Pollinators are essential to our environment. Creatures such as bees, bats, butterflies and hummingbirds move pollen from plant to plant, thus enabling flowers, fruits and vegetables to produce seeds. In fact, this ecological service is necessary for the reproduction of 75 percent of the world’s flowering plants, including more than two-thirds of the world’s food crop species. According to the United States Fish and Wildlife Service, pollinators contributed to the production of nearly $30 billion of crops in 2010. Pollinators are also a keystone species in most terrestrial ecosystems. The foods produced as a result of pollination are major elements of the diets of a variety of birds and mammals.
However, the natural act of pollination has become severely threatened. Populations of pollinators are on the decline due to habitat loss, pesticide use and introduced diseases. The United States Department of Agriculture estimates that nearly 25 percent of the national honeybee population perished last winter. The United States Geological Survey has found that the bat population has decreased by as much as 90 percent since the occurrence of a devastating illness called White Nose Syndrome. And, butterfly populations have dropped sharply over the past 20 years as well. As the numbers of pollinators decrease, our viable and
affordable food supplies will decrease, too.
How can you assist valuable pollinators? Build a pollinator garden! With a few simple considerations, you can turn your landscape into a Mecca for bees, butterflies, bats and hummingbirds.
Native plants in shades of blue, violet, white, yellow and scarlet are attractive to pollinators. Choose plants with a wide range of bloom times so that pollinators will find a continuous source of food throughout the year. Also, use a range of floral shapes to accommodate the pollinators who visit your garden. Try bell-shaped (campanulate) or trumpet-shaped varieties such as foxglove, honeysuckle and petunia. Flowers with flat faces and narrow tubes, or salverform flowers, include phlox and primrose. Ligulates are flowers with long, thin petals that are typically arranged in rays and include daisy, cosmos and aster.
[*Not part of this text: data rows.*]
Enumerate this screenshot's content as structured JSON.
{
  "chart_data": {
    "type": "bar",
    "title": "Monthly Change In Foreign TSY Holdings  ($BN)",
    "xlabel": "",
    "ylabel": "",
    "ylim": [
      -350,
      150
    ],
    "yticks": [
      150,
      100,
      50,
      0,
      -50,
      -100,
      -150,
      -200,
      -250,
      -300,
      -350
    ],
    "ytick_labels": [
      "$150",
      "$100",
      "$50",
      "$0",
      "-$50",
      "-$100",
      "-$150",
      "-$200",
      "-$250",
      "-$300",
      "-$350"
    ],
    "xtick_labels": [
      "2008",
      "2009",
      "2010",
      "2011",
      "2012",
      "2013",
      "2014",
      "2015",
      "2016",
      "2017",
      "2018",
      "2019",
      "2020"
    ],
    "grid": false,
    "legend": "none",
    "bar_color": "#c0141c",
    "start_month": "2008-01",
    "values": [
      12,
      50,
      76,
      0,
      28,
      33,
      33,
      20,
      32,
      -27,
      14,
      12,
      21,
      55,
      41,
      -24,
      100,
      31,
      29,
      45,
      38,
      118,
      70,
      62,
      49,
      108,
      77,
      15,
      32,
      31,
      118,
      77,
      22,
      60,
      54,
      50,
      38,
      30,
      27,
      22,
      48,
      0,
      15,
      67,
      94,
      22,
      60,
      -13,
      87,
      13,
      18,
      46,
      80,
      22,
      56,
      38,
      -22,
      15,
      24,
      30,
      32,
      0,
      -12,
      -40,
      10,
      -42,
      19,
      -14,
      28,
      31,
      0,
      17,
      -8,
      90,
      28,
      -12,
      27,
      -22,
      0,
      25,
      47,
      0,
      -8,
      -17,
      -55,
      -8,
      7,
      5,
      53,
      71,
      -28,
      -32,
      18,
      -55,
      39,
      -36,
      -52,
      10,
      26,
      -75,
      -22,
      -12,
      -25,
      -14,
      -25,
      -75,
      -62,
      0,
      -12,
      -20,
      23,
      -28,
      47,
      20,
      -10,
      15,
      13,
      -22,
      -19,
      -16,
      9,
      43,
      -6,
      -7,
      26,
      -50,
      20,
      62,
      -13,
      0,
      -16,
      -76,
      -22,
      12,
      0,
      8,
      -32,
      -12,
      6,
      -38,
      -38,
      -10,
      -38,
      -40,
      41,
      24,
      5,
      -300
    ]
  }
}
Common plants for a pollinator garden include aster, bee balm, rudbeckia, liatris, butterfly weed, coneflower, Joe-Pye weed, phlox, coreopsis, gaura, veronica, penstemon and goldenrod. Herbs – especially thyme, oregano, sage, basil, peppermint, lavender, catnip and rosemary – will draw pollinators, and you can reap their culinary benefits as well.
Plant flowers in drifts, or groups according to species. Masses of three to five flowers will attract pollinators more effectively than individual flowers scattered throughout the garden.
Encourage nesting and roosting by incorporating canopy layers such as trees and shrubs in the garden. Patches of fallen branches and leaves create suitable nesting and roosting habitats, too. Build nests for solitary bees and boxes for bats.
Provide accessible water sources, and supplement the food sources in your garden with feeders. Butterflies will appreciate a puddle because the water contains the dissolved minerals that they need to supplement their diets. You can easily create a butterfly puddle by lining a small dish with sand, filling it with water and placing it in your garden. Hummingbirds will enjoy a feeder filled with simple sugar water. Dissolve one cup of white, granulated sugar in four cups of boiling water. When the sugar water is cool, add it to your feeder and place the feeder near your garden. Avoid red dyes. Artificial dyes can be harmful to hummingbirds.
Also, reduce the use of pesticides in your lawn and garden. While pesticides are effective at ridding your garden of crop destroying pests, they can also decimate the populations of pollinators and other beneficial creatures such as ladybugs, lacewings, frogs and lizards. Use sustainable, integrated pest management techniques instead of pesticides.